Take the Venga for example. A supermini-sized, multi-purpose vehicle which believed it should have belonged alongside larger MPVs such as the Renault Scenic.
And the reason was thanks to it's clever packaging, for the car offered massive amounts of interior space for up to five to travel in comfort.
It all started with the South Korean marque's new small-car platform first used in the funky Soul. However, Kia stretched the wheelbase a little to help maximise cabin space.
The Venga was also the widest vehicle in its class and coupled with its high roofline, the end product offered an interior that provided for class-leading room throughout.
Sliding, 60-40-split rear seats added to the car's versatility, while they also folded flat to increase load space to what was already the largest boot in its sector.
But space was not the only issue, for the Venga's overall looks were far removed from the typical boxy-styled lines usually associated with vehicles of this ilk.
Viewed from the front, the wide-stance Venga was blessed with the now familiar Kia family grille, while from the side, the bulging door panels, muscular wheel arches and large area of glass sloping up from over the front wing to the rear panel gave the machine a somewhat sleek and sporty look.
Out on the road the Venga offered a smooth ride, while the suspension did a decent job of handling the humps and bumps of our badly-surfaced roads. Grip was good, but the car's tall stance did mean it leant a bit through tighter corners.
As with most MPVs, the driver benefitted from a high driving position to gain a great view of thinks happening up ahead, while the large glass panels in the split front windscreen pillars also added greatly to the driver's all-round vision.

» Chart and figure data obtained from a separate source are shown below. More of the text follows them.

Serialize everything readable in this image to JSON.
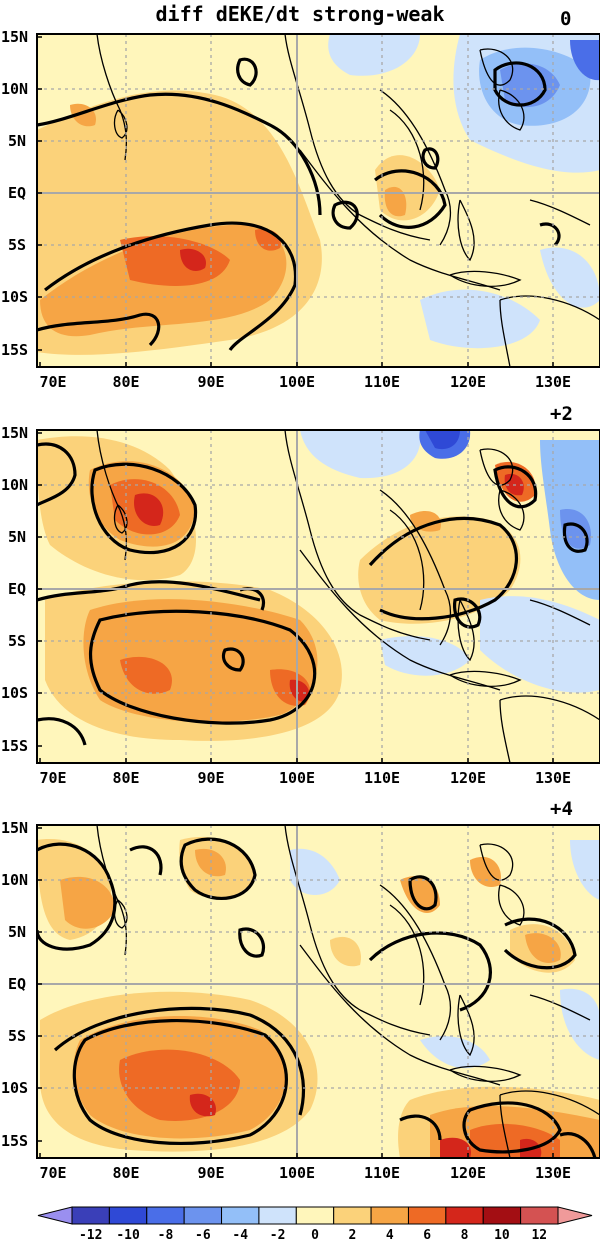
{
  "figure": {
    "title": "diff dEKE/dt strong-weak"
  },
  "panels": [
    {
      "lag_label": "0"
    },
    {
      "lag_label": "+2"
    },
    {
      "lag_label": "+4"
    }
  ],
  "axes": {
    "lon_labels": [
      "70E",
      "80E",
      "90E",
      "100E",
      "110E",
      "120E",
      "130E"
    ],
    "lat_labels": [
      "15N",
      "10N",
      "5N",
      "EQ",
      "5S",
      "10S",
      "15S"
    ]
  },
  "colorbar": {
    "levels": [
      "-12",
      "-10",
      "-8",
      "-6",
      "-4",
      "-2",
      "0",
      "2",
      "4",
      "6",
      "8",
      "10",
      "12"
    ],
    "colors": [
      "#9a8ff0",
      "#3a3fb8",
      "#2f49d6",
      "#4a6ee8",
      "#6c93ee",
      "#93bff8",
      "#cfe3fb",
      "#fff6bb",
      "#fbd27a",
      "#f6a545",
      "#ee6a25",
      "#d4261b",
      "#a30e13",
      "#d45252",
      "#f09a9a"
    ]
  },
  "style": {
    "land_line": "#000000",
    "grid": "#a8a8a8"
  }
}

Top choice in the UK was the highly-competively priced 1.4-litre petrol in Trim 2. However, for buyers of a used Venga my choice would be the similar sized oilburner.
Derived from the larger 1.6-litre diesel engine found in the Soul, the torquey Slovakian-built unit pumped out 89bhp at 4,000revs, enough to give the Venga a top speed of 104mph and a 0-62mph sprint time of 14 seconds dead.
But more importantly, emissions were kept to a low 117g/km, putting the sprightly little Venga into VED band C and with it an annual road fund charge of just £30 for 2016 and 2017 at least.
And to help cut running costs to the bone, fuel consumption worked out at nearly 63mpg on the combined cycle, thanks in part to the car's intelligent stop-go system.
From a comfort and safety point of view the Venga came extremely well equipped, but what made the Venga stand out over the competition was its unique, transferrable, seven-year/100,000-mile warranty.
Expect to pay around the £4,645 mark up to £6,135 for a 2012 Venga 2 1.4-litre CRDi on a 12-plate with 40,000 miles on the clock. A slightly less equipped but still well specced out Venga 1 should come in at anything between £4,055 to £5,355.
Move up to a 2013 year model on a 13-plate with around 30,000 miles and the price increases to between £5,420 and £6,965 for the Venga 2, with the less-equipped Venga 1 coming in from around £4,740 to £6,090.